Since 2018, the Art Directors Club of Europe (ADCE) has run a Creative Incubator - a programme that debates the most relevant topics in the advertising, design and marketing industries. The subject changes from one edition to another, as the organisers carefully select the most pertinent issue of the future to be addressed in advance.
Together with Jamshid Alamuti, the programme director and facilitator, and dozens of international professionals, the participants research, debate, and ideate new models to be implemented in our business, applied to work methodologies, and put into action in society. The Creative Incubator concludes each edition with a white paper that holds the recommended guidelines that emerge out of the group’s work.
Past editions of the programme have discussed new models to design creative organisations, considered how to use creativity to transform ideas into high-impact actions and conscious business and purposeful organisations.
2021’s edition is titled ‘Collective Creative Culture’ and the summary is as follows:
“In order to deal with our current and future global challenges, we need to create a culture, a united, diverse group of people with different expertise to maximise the impact we can make – all under the same flag. For this reason, we need to give birth to a ‘Collective Culture’. As our collective will be diverse and come from various backgrounds, we will use creativity as the bridge to connect and unify.”
Applications are now open to anyone from any department of a creative organisation, creatives from other types of organisations, and freelancers; professionals involved with transformation, consultative creative solutions, and technology integration, within the communication and advertising industry. As his ranks begin to swell, LBB’s Alex Reeves checked in with Jamshid to hear more about the goals of this year’s Creative Incubator.
LBB> What is the biggest difference between this year's Creative Incubator and previous ones?
Jamshid> The biggest difference is definitely the richness of input we will provide, as we have made sure that a wide range of excellent mentors are coming together and dedicating their energy to our cause, building a creative collective!
LBB> What drove the decision behind this year's area of focus - collective creative culture?
Jamshid> Looking at challenges around us, it is clear that we need a much stronger force to tackle them. This year’s programme was designed to ensure we can mobilise creativity to tackle major challenges of our society.
LBB> What's the most exciting opportunity for you?
Jamshid> I am dedicated to contributing to a better future. Any platform I can use to have an impact is an opportunity for me.
LBB> What sort of person do you think would benefit most from being involved?
Jamshid> Really anyone who is aware of the problems we are facing these days and is looking for a way to join forces with a bigger group of likeminded people and make every step count.
LBB> And what sort of collective do you want to build through it?
Jamshid> Our goal is not to build one. You could say we already are a collective, when you look at almost 30 mentors who are coming together, united and willing to help talented creatives maximise their contribution to turn the world into a better place. What we want is to explore how a collective is best designed, maintained, and pushed forward, so that our participants of this year can go back to their lives and launch magnificent initiatives backed up by much bigger groups of talented individuals. You can also say it is not the collective that is the main topic on our table, it is the shift of culture that we are about to explore.

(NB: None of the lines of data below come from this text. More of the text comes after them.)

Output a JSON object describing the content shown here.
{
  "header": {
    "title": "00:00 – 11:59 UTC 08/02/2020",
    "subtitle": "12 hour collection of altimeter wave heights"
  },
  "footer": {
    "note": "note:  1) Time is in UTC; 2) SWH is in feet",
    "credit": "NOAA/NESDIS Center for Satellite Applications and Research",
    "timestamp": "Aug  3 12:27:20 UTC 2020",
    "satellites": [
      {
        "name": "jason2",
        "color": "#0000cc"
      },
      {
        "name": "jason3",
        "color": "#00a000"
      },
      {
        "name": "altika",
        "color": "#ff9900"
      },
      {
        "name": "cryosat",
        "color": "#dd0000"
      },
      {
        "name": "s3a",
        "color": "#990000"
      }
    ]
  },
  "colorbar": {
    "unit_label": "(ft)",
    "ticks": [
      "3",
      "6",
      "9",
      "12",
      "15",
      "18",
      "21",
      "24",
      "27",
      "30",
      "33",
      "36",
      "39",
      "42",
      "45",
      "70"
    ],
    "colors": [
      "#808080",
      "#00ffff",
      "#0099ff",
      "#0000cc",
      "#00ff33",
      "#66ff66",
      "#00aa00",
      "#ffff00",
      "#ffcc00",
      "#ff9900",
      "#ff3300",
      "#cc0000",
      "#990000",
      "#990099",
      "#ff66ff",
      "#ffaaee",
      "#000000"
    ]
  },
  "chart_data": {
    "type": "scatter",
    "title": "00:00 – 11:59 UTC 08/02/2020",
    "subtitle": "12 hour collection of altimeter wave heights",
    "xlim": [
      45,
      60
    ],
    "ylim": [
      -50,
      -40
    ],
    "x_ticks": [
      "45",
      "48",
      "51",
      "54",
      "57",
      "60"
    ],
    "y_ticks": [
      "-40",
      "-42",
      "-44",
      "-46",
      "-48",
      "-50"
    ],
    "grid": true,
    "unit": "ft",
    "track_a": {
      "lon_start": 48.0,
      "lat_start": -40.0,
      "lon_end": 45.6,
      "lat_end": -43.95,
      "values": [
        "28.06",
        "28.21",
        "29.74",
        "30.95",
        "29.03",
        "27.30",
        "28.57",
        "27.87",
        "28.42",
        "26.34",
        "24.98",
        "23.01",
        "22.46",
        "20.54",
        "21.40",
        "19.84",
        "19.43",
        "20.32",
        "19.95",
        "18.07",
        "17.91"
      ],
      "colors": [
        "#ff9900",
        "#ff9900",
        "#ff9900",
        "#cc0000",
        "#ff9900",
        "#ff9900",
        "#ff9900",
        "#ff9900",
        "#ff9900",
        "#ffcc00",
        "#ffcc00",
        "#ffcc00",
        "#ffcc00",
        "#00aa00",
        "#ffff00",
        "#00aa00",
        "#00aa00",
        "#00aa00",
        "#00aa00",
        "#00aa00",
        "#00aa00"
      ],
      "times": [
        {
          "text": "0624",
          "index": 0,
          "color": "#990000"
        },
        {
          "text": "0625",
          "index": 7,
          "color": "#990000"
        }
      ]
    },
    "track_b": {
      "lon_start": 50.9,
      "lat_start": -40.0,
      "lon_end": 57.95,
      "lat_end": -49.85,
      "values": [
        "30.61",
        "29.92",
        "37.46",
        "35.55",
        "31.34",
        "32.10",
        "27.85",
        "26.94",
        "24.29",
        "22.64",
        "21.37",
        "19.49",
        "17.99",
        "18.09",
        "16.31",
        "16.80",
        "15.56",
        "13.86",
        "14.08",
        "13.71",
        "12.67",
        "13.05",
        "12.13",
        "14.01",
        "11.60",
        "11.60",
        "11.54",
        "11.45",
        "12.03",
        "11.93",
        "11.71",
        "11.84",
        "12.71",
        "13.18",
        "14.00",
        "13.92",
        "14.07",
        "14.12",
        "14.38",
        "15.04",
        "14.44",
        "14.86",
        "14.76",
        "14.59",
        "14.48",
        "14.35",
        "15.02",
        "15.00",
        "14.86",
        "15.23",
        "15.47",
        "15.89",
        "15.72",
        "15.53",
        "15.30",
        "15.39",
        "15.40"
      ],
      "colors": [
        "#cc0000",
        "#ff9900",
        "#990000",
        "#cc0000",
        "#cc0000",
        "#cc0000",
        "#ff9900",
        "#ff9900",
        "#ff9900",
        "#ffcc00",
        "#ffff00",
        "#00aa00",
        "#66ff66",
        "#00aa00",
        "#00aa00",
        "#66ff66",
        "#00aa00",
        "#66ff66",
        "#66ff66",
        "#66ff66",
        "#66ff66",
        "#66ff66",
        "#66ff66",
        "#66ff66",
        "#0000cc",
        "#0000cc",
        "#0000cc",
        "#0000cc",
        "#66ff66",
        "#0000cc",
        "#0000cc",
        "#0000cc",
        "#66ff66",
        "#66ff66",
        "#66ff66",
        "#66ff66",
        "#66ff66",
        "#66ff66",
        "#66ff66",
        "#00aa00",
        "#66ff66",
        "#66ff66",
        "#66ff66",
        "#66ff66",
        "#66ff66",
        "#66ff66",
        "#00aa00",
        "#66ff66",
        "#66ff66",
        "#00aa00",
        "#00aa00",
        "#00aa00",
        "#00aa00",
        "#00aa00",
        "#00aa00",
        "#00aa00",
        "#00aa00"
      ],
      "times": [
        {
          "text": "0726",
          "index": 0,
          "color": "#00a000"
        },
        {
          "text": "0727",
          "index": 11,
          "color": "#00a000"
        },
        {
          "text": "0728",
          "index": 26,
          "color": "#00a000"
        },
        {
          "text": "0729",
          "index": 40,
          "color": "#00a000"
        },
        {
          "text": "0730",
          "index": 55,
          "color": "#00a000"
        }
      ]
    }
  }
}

LBB> Can you talk about the results of previous Creative Incubators a bit? The white papers are always fascinating. I wonder if you have any information on how they've changed the creative industry since 2018?
Jamshid> One of our most valuable mentors, Luis Villa del Campo, used to say, the creative incubator is like therapy. You come and join, as you are searching for answers on what’s next with you! So what I can definitely say is that participants who went through the programme ended up changing and starting a new chapter of their both professional and personal lives.
We had companies using our outcome to transform their organisations, we had investors approaching the participants and offering support to turn their ideas into reality, we had participants launching their own companies and those who left their previous work and dared to explore new opportunities.
LBB> What is most interesting to you about the collection of mentors?
Jamshid> The diversity - every one of them is having an amazing personal story. As I was curating the team of our mentors, I was less interested in their craft and professional achievements. I took that for granted as they were all recommended as stars of their industry. I looked at their personal stories and had the pleasure of having tears in my eyes when listening to them. Every one of them touched my heart and will touch yours too!
LBB> You're plugged into the creative community from around the world. With that in mind, what do you hope will define the coming (hopefully post-Covid) creative landscape?
Jamshid> The industry is finally waking up. The creativity has lost track of what it is there for. We kept selling consumable goods and false stories for too long. We owe it to ourselves to do better, to be better and not waste the power we are trusted with. Creativity will be there to tackle our challenges, not to run shiny campaigns. Any machine will be able to do that soon.